From the Heidelberg Institute of Global Health, Heidelberg University, Heidelberg, Germany.
Leonard Davis School of Gerontology, Department of Sociology, University of Southern California, Los Angeles, California.
Epidemiology. 2020 May;31(3):393-401. doi: 10.1097/EDE.0000000000001172.
Evidence on rural-urban differences in adult mortality in low- and middle-income countries (LMICs) is limited and mixed. We examined the size of and factors contributing to rural-urban life expectancy differences among adults in Indonesia, the third most populous LMIC.
Data come from the 2000, 2007, and 2014/2015 waves of the Indonesian Family Life Survey, a population-representative longitudinal study with mortality follow-up. We used Poisson regression and life tables to estimate rural-urban differences in life expectancy among 18,867 adult respondents ≥30 years. We then used a novel g-formula-based decomposition to quantify the contribution of rural-urban differences in blood pressure (BP), body mass index (BMI), and smoking to life expectancy differences.
Compared with urban adults, life expectancy at age 30 was 2.2 (95% confidence interval [CI] = 0.4, 3.9) years higher for rural men and 1.2 (95% CI = -0.4, 2.7) years higher for rural women. Setting the BMI and systolic BP distribution equal in urban and rural adults reduced the urban mortality penalty by 22% for men and 78% for women, with the majority of this reduction coming from the contribution of rural-urban differences in BMI. Smoking did not contribute to the urban mortality penalty for either men or women.

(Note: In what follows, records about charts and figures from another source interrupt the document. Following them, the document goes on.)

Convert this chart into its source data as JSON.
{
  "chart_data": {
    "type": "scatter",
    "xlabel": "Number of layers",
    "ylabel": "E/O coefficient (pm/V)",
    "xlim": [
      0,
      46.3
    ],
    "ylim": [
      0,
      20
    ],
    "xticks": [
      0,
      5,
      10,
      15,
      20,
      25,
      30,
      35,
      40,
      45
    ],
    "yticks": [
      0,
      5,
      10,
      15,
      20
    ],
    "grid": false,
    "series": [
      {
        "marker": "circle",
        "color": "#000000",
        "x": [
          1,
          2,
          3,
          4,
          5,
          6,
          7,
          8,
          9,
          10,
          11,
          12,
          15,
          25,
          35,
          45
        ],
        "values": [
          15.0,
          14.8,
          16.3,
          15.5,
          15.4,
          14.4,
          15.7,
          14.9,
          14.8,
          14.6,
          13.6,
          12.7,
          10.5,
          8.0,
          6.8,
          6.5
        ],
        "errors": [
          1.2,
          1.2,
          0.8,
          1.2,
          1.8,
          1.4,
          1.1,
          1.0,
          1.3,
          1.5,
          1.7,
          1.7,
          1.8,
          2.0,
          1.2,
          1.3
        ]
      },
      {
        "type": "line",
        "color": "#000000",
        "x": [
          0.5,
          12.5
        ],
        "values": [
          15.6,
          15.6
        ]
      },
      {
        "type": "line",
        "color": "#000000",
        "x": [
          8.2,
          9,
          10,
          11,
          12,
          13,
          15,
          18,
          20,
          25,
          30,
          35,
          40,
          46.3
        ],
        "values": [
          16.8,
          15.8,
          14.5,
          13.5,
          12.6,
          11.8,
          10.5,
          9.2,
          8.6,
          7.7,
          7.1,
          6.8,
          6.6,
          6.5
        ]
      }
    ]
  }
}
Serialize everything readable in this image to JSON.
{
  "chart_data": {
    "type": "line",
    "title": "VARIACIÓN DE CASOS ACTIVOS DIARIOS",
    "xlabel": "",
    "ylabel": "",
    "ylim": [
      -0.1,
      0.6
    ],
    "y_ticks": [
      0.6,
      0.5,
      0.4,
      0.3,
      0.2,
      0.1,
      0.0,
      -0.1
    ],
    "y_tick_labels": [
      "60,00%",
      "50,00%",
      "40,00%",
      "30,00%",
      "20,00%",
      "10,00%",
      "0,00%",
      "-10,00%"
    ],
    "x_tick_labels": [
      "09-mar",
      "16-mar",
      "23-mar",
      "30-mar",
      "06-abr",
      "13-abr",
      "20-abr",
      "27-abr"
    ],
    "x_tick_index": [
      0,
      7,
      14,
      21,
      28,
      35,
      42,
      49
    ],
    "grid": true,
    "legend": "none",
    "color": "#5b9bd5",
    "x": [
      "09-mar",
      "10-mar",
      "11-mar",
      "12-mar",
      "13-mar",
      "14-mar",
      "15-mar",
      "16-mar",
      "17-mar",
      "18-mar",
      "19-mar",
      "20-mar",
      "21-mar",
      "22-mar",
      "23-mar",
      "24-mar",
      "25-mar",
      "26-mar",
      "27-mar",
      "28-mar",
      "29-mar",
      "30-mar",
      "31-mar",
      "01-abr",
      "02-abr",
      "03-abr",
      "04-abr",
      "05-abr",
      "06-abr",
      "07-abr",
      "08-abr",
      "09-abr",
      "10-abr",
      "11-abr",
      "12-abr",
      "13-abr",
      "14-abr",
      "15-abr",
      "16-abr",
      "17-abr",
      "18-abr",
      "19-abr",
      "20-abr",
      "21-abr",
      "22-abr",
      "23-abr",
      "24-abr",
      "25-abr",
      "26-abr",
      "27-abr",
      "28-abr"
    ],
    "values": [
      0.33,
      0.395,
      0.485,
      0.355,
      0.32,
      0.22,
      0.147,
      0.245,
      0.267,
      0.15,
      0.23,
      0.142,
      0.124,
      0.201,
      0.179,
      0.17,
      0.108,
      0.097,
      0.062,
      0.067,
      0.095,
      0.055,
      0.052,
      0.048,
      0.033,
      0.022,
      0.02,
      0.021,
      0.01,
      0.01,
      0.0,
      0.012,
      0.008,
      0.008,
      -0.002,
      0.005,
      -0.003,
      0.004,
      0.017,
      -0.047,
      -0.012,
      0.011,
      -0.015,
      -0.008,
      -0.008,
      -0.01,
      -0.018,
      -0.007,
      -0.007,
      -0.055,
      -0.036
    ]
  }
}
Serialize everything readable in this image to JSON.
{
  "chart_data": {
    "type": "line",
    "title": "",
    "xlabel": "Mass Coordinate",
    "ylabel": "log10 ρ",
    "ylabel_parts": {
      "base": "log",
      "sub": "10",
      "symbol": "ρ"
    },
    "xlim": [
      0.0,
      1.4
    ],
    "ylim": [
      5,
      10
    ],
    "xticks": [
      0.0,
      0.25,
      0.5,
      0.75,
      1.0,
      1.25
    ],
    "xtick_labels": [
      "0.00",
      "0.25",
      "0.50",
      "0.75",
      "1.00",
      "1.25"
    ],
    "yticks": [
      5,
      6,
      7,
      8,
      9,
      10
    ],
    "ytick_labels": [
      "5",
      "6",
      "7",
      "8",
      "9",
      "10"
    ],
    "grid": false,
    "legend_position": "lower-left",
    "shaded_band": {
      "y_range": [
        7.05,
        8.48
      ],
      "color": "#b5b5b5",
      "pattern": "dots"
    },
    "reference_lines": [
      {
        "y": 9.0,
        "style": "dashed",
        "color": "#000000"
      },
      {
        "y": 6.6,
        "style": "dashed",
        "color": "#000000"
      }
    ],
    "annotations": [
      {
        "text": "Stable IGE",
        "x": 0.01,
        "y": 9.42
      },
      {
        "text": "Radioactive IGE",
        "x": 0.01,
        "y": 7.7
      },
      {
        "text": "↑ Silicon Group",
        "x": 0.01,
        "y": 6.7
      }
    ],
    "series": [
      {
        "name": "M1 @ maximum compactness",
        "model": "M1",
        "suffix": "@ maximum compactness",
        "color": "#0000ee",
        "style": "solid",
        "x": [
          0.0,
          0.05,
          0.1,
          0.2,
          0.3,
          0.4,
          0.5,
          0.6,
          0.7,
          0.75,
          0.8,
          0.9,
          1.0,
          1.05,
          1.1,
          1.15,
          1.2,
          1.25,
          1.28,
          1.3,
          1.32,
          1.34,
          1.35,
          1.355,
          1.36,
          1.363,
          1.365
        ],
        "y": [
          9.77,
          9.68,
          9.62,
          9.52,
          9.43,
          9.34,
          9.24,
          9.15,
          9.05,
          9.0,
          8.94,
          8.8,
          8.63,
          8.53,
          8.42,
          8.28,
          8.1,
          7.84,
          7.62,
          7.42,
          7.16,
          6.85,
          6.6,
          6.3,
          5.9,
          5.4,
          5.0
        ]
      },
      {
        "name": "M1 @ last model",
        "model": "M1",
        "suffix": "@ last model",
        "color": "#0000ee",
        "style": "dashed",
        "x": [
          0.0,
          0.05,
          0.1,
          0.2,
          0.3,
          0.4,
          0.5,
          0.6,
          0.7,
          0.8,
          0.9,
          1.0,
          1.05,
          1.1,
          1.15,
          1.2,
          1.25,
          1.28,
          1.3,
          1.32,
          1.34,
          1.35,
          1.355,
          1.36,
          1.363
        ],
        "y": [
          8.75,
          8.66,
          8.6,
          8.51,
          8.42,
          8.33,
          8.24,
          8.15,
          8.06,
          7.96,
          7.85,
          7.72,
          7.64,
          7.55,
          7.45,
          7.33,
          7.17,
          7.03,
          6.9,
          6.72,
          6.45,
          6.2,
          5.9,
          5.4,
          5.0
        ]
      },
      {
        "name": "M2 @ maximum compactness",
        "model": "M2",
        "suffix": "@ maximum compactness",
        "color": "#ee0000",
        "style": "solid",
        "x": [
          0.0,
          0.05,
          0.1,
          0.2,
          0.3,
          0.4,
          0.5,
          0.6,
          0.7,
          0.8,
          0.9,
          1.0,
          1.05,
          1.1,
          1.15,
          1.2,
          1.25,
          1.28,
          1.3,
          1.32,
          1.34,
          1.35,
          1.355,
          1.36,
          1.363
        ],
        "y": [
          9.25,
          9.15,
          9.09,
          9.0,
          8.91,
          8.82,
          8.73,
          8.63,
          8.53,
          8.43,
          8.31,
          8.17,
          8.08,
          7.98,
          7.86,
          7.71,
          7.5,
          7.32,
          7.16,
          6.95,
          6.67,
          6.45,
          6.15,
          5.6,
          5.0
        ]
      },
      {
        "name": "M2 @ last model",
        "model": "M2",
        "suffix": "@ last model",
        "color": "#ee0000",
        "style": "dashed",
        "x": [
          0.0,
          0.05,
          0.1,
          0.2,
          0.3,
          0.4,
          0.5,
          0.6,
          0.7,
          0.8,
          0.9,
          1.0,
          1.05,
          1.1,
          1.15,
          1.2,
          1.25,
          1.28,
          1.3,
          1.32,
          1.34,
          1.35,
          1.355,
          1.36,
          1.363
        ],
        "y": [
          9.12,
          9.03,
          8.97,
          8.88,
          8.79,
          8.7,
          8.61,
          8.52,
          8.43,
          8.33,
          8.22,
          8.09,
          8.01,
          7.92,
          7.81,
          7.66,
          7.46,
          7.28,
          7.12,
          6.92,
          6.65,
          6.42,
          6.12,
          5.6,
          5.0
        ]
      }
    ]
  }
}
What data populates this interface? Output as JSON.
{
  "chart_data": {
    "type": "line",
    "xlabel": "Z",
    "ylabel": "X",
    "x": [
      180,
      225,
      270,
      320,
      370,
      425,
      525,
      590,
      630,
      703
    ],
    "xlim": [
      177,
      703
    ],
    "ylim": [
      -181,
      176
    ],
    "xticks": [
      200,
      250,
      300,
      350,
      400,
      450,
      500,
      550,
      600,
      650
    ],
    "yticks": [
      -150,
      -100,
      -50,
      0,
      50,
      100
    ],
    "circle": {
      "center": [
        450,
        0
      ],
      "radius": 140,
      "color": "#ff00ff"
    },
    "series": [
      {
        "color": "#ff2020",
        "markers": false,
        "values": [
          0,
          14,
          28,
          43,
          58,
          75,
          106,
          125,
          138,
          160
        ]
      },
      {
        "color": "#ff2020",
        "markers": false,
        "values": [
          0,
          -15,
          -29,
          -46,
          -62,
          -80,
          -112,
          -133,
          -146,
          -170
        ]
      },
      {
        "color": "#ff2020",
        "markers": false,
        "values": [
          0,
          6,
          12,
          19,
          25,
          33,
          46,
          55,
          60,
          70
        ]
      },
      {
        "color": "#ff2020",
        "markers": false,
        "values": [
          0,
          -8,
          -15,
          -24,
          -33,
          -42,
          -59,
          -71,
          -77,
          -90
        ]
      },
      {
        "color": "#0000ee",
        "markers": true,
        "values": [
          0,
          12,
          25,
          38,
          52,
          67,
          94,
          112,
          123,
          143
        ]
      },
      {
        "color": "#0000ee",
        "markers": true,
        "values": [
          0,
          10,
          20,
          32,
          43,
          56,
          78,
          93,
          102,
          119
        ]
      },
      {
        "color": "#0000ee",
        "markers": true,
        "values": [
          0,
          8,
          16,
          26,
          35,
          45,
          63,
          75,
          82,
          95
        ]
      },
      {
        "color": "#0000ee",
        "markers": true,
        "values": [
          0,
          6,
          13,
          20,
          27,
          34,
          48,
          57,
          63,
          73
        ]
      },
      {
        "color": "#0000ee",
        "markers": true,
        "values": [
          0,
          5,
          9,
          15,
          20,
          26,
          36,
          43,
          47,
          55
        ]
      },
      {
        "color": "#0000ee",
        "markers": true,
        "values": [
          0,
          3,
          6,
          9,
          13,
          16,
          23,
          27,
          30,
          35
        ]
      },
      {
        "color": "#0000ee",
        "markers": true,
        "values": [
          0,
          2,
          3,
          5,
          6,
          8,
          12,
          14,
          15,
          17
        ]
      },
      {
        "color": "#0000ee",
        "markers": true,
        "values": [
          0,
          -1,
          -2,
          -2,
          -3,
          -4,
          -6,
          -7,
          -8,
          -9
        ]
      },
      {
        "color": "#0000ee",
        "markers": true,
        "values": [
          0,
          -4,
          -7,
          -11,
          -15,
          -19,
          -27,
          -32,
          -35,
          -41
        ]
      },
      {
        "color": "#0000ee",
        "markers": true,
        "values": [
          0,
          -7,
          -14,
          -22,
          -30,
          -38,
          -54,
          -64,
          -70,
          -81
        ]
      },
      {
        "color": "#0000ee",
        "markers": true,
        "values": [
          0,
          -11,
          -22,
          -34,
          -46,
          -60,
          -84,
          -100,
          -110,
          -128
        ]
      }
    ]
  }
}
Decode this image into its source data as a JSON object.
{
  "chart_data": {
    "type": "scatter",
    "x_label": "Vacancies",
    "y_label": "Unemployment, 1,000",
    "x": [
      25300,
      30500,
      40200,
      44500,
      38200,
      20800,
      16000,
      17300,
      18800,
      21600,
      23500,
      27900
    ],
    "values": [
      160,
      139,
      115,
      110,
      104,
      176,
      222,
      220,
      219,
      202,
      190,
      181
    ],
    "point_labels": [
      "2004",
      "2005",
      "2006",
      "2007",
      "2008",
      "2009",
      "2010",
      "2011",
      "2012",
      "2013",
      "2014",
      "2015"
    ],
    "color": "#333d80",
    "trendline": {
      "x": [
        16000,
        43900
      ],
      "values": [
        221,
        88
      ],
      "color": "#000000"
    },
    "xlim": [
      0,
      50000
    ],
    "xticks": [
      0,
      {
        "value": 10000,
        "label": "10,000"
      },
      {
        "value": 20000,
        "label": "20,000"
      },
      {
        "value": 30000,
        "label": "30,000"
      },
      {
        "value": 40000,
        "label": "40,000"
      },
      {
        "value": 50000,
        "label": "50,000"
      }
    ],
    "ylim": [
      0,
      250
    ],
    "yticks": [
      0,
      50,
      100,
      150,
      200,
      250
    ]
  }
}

Adult life expectancy is lower in urban than in rural areas in Indonesia and we estimate that this difference is partly related to differences in BMI and systolic BP.
关于中低收入国家(LMICs)成年人死亡率的城乡差异的证据有限且混杂。我们研究了印度尼西亚(人口第三大国,属于 LMICs)成年人的城乡预期寿命差异的大小及其影响因素。
数据来自于 2000 年、2007 年和 2014/2015 年的印度尼西亚家庭生活调查(一项具有死亡率随访的代表性纵向研究)的三个波次。我们使用泊松回归和生命表来估计在 18867 名 30 岁以上成年受访者中城乡预期寿命的差异。然后,我们使用一种新的基于 g 公式的分解方法来量化血压(BP)、体重指数(BMI)和吸烟导致的城乡差异对预期寿命差异的贡献。
与城市成年人相比,农村男性在 30 岁时的预期寿命高 2.2 岁(95%置信区间[CI] = 0.4,3.9),农村女性高 1.2 岁(95% CI = -0.4,2.7)。假设城市和农村成年人的 BMI 和收缩压分布相等,男性的城市死亡率惩罚降低了 22%,女性降低了 78%,其中大部分归因于 BMI 的城乡差异。对于男性和女性,吸烟都没有导致城市死亡率惩罚。
印度尼西亚城市地区成年人的预期寿命低于农村地区,我们估计这种差异部分与 BMI 和收缩压差异有关。